VBC dient toegepast te worden vanaf midden januari en niet vroeger. De reden is:
- De bladluizen kunnen nog vaak erg lang doorgaan met eieren leggen
- De eieren zijn in een later stadium gevoeliger voor VCB bespuiting.
Men kan de bespuiting nog uitvoeren tot het einde van de schuivende knoppen periode. Dus voor het muizenoorstadium.
Bij Perzik en Nectarine dient de bespuiting voor de 1e week van februari zijn uitgevoerd om schade aan de boom te voorkomen.
Roofmijten ondervinden geen nadeel van VCB bespuiting.
Voordeel van winterbespuiting tov. bespuiting in de zomer is dat bijen in de winter er geen schadelijke gevolgen van  ondervinden.
Wel wordt beweerd dat op zonnige dagen tijdens de bloei de op de bomen gespoten carbolineum nog de typische carbollucht afgeeft en daartoe de bijen afschrikt

De winterbespuiting met VCB moet zorgvuldig worden uitgevoerd. Onderstaande regels dienen in acht genomen te worden:
- Het beste resultaat verkrijgt men bij helder zonnig weer.
- Het mag niet vriezen
- Toepassen met ruim vloeistof zodat de gehele boom nat is (afdruipstadium) en met een krachtige straal
- Het gewas moet voor de avond droog zijn.
- Bespuiting toe passen voor het muizenoor stadium is ingetreden.
Gebruiken dus voor dat de knoppen uitlopen, om de ontluikende blaadjes niet te beschadigen.
In Nederland zijn er gedurende de wintermaanden weinig goede spuitdagen. In de periode waar de bespuiting plaats kan vinden dient men iedere spuitdag te benutten.

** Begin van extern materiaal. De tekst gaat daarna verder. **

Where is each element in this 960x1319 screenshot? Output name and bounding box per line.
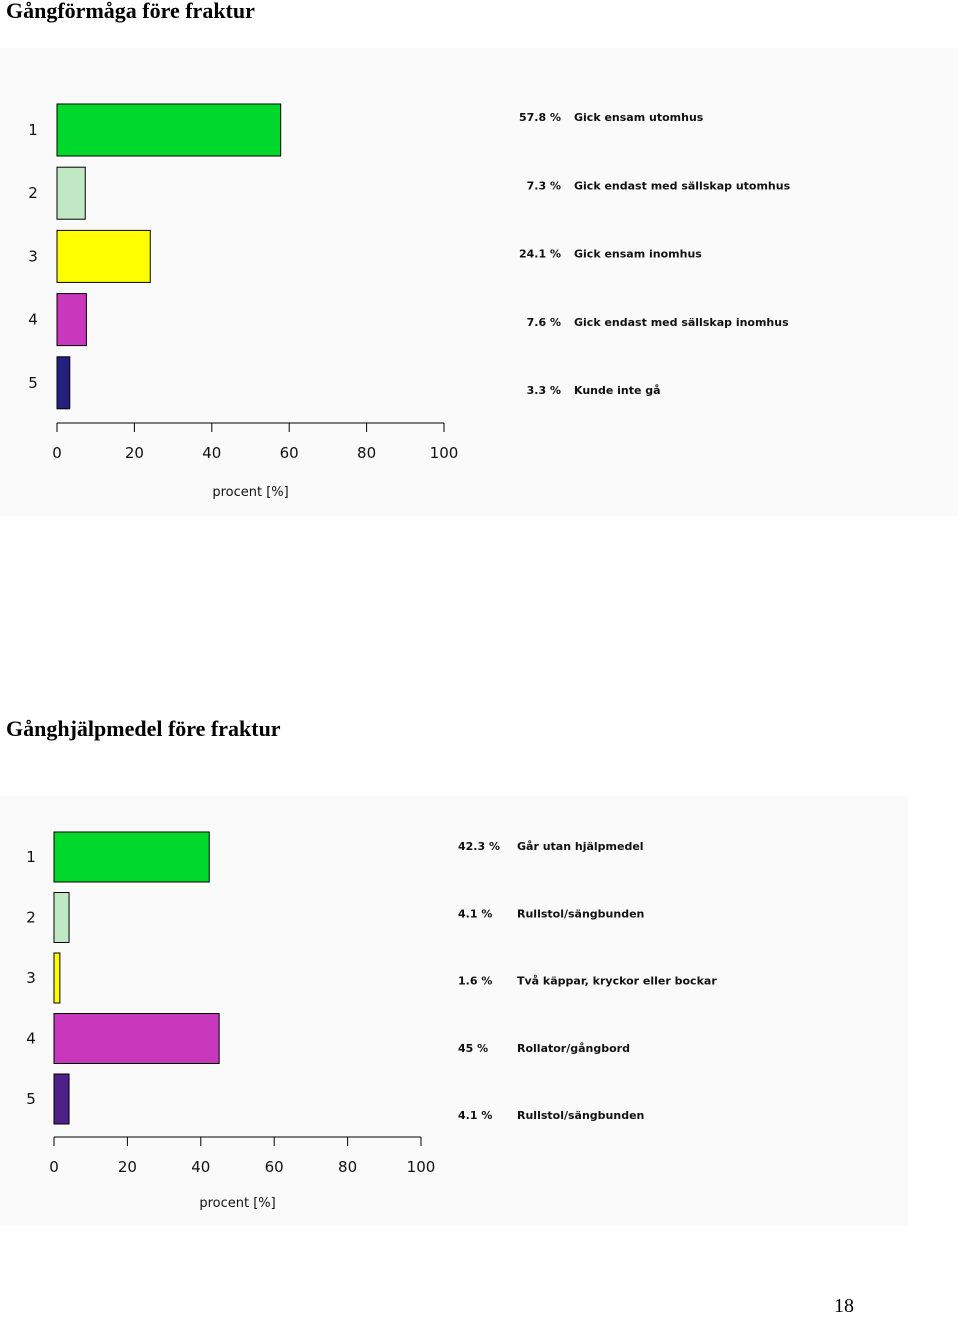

De juiste dosering dient zorgvuldig in acht te worden genomen om een goed resultaat te verkrijgen en schade aan de bomen te beperken.
Appel: Dosering 7,5% (9,25L water + 0,75L VCB = 10L)
Framboos en braam:  Dosering 7,5% (9,4L water + 0,6L VCB = 10L)
Perzik Nectarine: Dosering 5% (9,5L water + 0,5L VCB = 10L)
Overige Pit- steenvruchten: Dosering 6% (9,4L water + 0,6L VCB = 10L)

Zelf passen wij dit middel niet toe.